Search the Site

Tyler Cowen on Wal-Mart and World Hunger

Arabic Knowledge@Wharton interviews Tyler Cowen about food and economics.  Here’s a particularly interesting bit about why Wal-Mart’s presence in places like Africa might actually make it easier for the poor people to buy food there:

Cowen: If you look at wheat and rice, there have been price spikes over the last five years and they’ve made food a lot harder for poor people to afford. The so-called “Green Revolution” has somewhat slowed down. This is an unreported story. Crop yields are stagnant. It isn’t a problem we can solve overnight but it’s really one of the biggest problems in the world. It hardly gets any publicity.
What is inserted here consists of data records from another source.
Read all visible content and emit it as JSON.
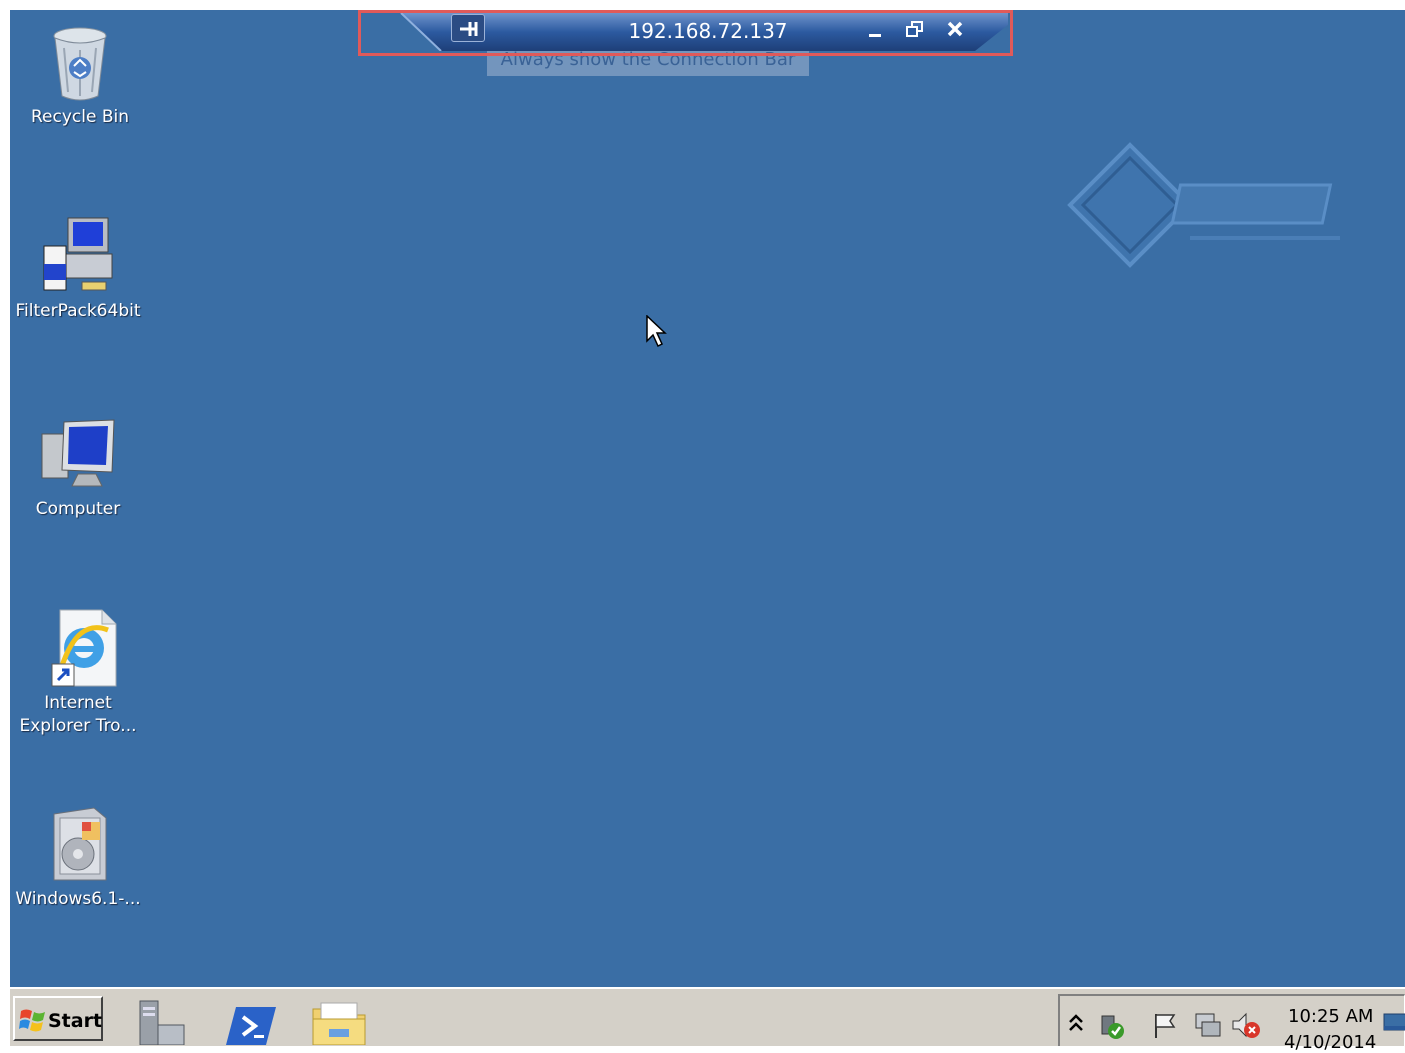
{
  "connection_bar": {
    "title": "192.168.72.137",
    "tooltip": "Always show the Connection Bar"
  },
  "desktop_icons": [
    {
      "label": "Recycle Bin",
      "icon": "recycle-bin-icon"
    },
    {
      "label": "FilterPack64bit",
      "icon": "installer-icon"
    },
    {
      "label": "Computer",
      "icon": "computer-icon"
    },
    {
      "label": "Internet Explorer Tro...",
      "icon": "internet-explorer-icon"
    },
    {
      "label": "Windows6.1-...",
      "icon": "windows-update-package-icon"
    }
  ],
  "taskbar": {
    "start_label": "Start",
    "quick_launch": [
      "server-manager-icon",
      "powershell-icon",
      "explorer-folder-icon"
    ],
    "tray": {
      "icons": [
        "show-hidden-icons-chevron",
        "network-check-icon",
        "action-center-flag-icon",
        "network-icon",
        "volume-muted-icon"
      ],
      "time": "10:25 AM",
      "date": "4/10/2014"
    }
  },
  "colors": {
    "desktop": "#3a6ea5",
    "connection_outline": "#e05a5a",
    "taskbar": "#d4d0c8"
  }
}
But for poor people in India, the Middle East and parts of Africa, it really matters.

Some of the problems are we don’t have enough trade. It could be either legal barriers or just costly to transport or trade things. If there could be a shortage of rice in one place, it actually not that easy to ship a lot of rice in there because of bad roads and so on.

Arabic Knowledge@Wharton: So if countries worked on improving the transportation infrastructure, that would lower food prices in some parts of the world?

Cowen: Exactly, that would do a lot to feed people. Again, it sounds much more mundane but it’s more important than what people in the food world usually talk about.

Arabic Knowledge@Wharton: So when companies like Wal-Mart bring their logistics ability to Africa, it actually could be a good thing for the poor people of Africa?

Cowen: It’s exactly what we need more of. Yes.